MKR WiFi1010 uses an ESP32 running WiFiNINA firmware so it is not surprising to see it has similar TLS characteristics as an ESP32 Arduino. One difference is the ESP32 enables cipher suites with PSK (Pre-Shared Keys). This is not a security problem but neither Chromium nor Firefox support TLS-PSK.

The default ESP8266 Bear SSL uses a full set of cipher suites similar to ESP32/WiFiNINA including Elliptic Curve and Ephemeral keys. The basic options supports the same cipher suites as the ESP8266 with AXTLS (no Elliptic Curve and no Ephemeral keys).

ESP8266 AXTLS and Bear SSL basic receive the "Improvable" rating probably because they does not support Ephemeral Keys.

ESP8266 AXTLS was run using ESP8266 Arduino Board package 2.4.2. The ESP8266 BearSSL tests were run with package 2.5.2.

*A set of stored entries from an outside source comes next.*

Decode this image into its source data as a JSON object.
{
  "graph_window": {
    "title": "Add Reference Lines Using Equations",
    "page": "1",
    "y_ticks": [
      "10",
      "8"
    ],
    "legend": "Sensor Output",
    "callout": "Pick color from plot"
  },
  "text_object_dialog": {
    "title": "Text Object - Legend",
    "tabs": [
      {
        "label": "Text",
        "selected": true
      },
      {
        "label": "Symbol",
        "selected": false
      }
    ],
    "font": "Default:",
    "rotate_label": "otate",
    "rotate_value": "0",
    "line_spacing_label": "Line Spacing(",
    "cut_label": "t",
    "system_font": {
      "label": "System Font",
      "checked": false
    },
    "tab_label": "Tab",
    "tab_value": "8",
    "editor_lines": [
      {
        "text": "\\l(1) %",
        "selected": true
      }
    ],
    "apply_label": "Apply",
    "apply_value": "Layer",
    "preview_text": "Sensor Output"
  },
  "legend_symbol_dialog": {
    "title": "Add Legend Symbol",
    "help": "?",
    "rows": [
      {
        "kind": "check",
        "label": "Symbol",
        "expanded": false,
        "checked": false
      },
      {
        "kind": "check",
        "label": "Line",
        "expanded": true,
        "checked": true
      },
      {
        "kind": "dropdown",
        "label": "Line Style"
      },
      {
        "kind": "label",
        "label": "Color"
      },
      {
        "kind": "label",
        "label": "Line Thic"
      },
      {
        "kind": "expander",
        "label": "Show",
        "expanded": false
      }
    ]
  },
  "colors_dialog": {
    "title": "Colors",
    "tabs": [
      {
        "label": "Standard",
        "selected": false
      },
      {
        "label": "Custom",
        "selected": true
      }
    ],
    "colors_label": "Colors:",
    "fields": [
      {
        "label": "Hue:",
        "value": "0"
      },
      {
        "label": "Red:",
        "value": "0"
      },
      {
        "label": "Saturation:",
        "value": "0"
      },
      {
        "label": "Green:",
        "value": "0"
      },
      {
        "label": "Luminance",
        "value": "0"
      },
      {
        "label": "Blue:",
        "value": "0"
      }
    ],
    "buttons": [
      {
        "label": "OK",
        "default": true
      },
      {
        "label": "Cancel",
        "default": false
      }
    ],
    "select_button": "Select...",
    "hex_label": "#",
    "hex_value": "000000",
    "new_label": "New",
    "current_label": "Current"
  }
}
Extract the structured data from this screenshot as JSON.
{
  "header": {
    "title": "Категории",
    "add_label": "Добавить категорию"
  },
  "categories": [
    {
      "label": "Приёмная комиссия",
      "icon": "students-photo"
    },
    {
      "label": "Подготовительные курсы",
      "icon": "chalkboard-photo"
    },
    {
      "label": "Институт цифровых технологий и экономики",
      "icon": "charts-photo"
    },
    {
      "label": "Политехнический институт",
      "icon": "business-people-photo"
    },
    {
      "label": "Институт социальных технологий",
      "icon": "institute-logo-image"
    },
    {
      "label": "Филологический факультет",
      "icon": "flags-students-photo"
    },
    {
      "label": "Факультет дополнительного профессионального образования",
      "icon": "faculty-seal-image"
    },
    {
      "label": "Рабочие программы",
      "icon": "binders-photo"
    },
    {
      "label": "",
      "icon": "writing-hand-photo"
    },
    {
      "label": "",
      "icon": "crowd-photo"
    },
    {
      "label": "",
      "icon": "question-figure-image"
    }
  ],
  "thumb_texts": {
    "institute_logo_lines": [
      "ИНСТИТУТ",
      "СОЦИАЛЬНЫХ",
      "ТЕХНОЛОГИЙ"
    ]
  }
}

The source code howsmyssl.ino handles all TLS stacks but at the cost of a lot of #if conditionals. All cases use root CA certificate authentication. SHA1 fingerprint authentication is not safe and requires frequent updates.

The Adafruit Airlift shield (ESP32 running WiFiNINA firmware) works fine on an Arduino Due. It has the same rating and cipher suites as the MKR WiFi 1010. The limited RAM on Uno and Mega limit the usefulness shield but I can confirm it works on Mega 2560.

The root CA certificate is included in the source code for the ESP32 and ESP8266. The root CA certificate for the WiFi1010 (WiFiNINA) and ATWINC1500 (WiFi101)and must be loaded using the WiFi101/WiFiNINA Firmware/Certificates Updater. The Adafruit Airlift has pre-loaded root certs that work for the three examples.

Library Dependencies

All can be installed using the IDE library manager.